2010/02/23 | Par Jacques Fournier

Le 25 janvier dernier, Bernard Drainville, porte-parole de l’opposition officielle en matière de santé, émettait un communiqué de presse pour s’interroger sur le bien-fondé du projet du MSSS d’imposer une fusion entre le CSSS Champlain et l’Hôpital Charles LeMoyne (HCLM).

Selon M. Drainville, « une telle décision pourrait s’avérer néfaste pour le CSSS Champlain, qui comprend deux CLSC et des CHSLD. Ces petits établissements risquent de se retrouver perdants face à un hôpital universitaire affilié qui, par sa nature même, nécessite d’importantes ressources, notamment financières. De plus, je crains qu’une éventuelle fusion avec l’HCLM affecte les services de proximité du CSSS Champlain, dont les services de première ligne et les soins à domicile. »

Les inquiétudes fondées exprimées par le député nous amènent à nous poser une question de fond : les différentes réorganisations qui ont affecté le réseau de la santé et des services sociaux depuis vingt ans ont-elles une origine interne (l’amélioration des services) ou n’ont-elles pas plutôt été inspirées par des éléments externes, à savoir la culture mondiale des jeux de pouvoir ?

Pour répondre à cette question, revenons au début des années 90. C’est à ce moment qu’ont commencé les premières fusions dans le réseau de la santé et des services sociaux. On a d’abord regroupé des CLSC avec des Centres d’hébergement et de soins de longue durée (CHSLD). A chaque fois, la logique invoquée était l’amélioration de la continuité des soins.

Puis, à la suite de la loi 25 imposée sous le bâillon en décembre 2003, les fusions forcées se sont intensifiées, impliquant alors des CLSC, des CHSLD et des hôpitaux non universitaires, regroupés sous le nom de Centres de santé et de services sociaux (CSSS). Récemment, le MSSS a commencé à concevoir des plans pour fusionner certains hôpitaux « universitaires affiliés » avec des CSSS déjà très gros.

Ce qui étonne dans ces regroupements, c’est que la littérature scientifique largement majoritaire indique que les fusions n’apportent pas les résultats escomptés en ce qui concerne l’amélioration et la continuité des services.
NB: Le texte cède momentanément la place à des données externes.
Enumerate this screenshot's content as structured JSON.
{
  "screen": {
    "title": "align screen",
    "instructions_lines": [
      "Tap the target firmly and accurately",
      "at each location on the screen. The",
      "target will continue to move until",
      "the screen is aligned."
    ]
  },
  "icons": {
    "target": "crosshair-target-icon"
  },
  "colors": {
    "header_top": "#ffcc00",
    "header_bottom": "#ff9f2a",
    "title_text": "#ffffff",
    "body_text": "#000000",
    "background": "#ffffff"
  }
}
Au contraire, les établissements fusionnés offrent des services moins proches de la population, plus lourds, moins efficaces, ils sont plus bureaucratiques, le personnel y est davantage démobilisé et le pouvoir des usagers et des employés d’améliorer la qualité des services se perd.
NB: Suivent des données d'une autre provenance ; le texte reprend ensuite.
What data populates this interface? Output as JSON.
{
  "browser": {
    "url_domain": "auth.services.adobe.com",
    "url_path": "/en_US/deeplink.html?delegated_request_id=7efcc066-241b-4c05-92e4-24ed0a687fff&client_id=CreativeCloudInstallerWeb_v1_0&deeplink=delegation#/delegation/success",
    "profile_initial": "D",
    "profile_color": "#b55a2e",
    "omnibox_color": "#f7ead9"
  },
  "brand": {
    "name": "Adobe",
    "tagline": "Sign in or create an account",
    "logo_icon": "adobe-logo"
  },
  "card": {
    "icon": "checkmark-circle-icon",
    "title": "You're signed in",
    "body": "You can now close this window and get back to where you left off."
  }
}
Selon les chercheurs Alain Dupuis et Luc Farinas, les fusions sont le fruit d’une mode dangereuse : « Il s’agit d’une mode managériale sans fondement sérieux au regard des sciences de l’organisation et qui pousse l’ensemble du système vers le modèle de la grande entreprise divisionnalisée. Sous l’effet de ce modèle, nos organisations risquent de devenir toujours plus grosses, plus formelles, plus abstraites, plus impersonnelles, plus superficielles, vides d’engagements et de jugements éclairés. » (Cahier de recherche du Cergo, 2009, Énap et Téluq).

La « nouvelle gestion publique », une mode ou une doctrine inspirée de l’entreprise privée et qui constitue un véritable fléau pour le secteur public, donne ses fruits les plus amers dans les cas de fusions.

Comment expliquer le maintien de politiques qui vont à l’encontre des résultats de la recherche scientifique ? A mon avis, les dirigeants du réseau de la santé et des services sociaux se sont inspirés de la nouvelle culture des jeux de pouvoir qui prédomine dans les grandes entreprises multinationales.

Cette culture valorise la concentration du pouvoir entre les mains du plus petit nombre d’individus possible, la mise à l’écart de toute forme de pouvoir décisionnel par les citoyens ordinaires et l’accroissement des écarts de revenus.

C’est une culture qui donne une rente à la ruse, à la rapidité, à la spéculation, à la rétention d’information, au mensonge, à la compétition extrême, au « big is beautiful », à la cupidité et, pour faire image, à l’attaque directe, meurtrière, à la carotide.

Le « jet set » financier international domine : une poignée d’individus voyageant en avion privé, dont la rémunération annuelle n’a pas de plafond connu et qui n’a aucune idée des conséquences sur le terrain des décisions qu’ils prennent.

Cette culture a jeté notre monde dans une crise économique sans précédent en 2008 et ses fondements n’ont par la suite aucunement été remis en question par les grands décideurs politiques et économiques : tout est en place pour des rééditions régulières de cette crise.

Les dirigeants du réseau de la santé et des services sociaux, hypnotisés eux aussi par cette culture, intoxiqués par une doctrine managériale sans fondement, coupés de la base, veulent concentrer davantage de pouvoir entre quelques mains.

L’ordre de grandeur n’est évidemment pas le même que celui des compagnies multinationales mais l’approche managériale « plus c’est gros, mieux c’est » fait l’objet de la même vénération.

Le discours sur la continuité des services constitue un écran de fumée fort efficace. Et les services publics de proximité se détériorent à la même vitesse que la gouvernance mondiale de l’économie.

L'auteur est organisateur communautaire retraité.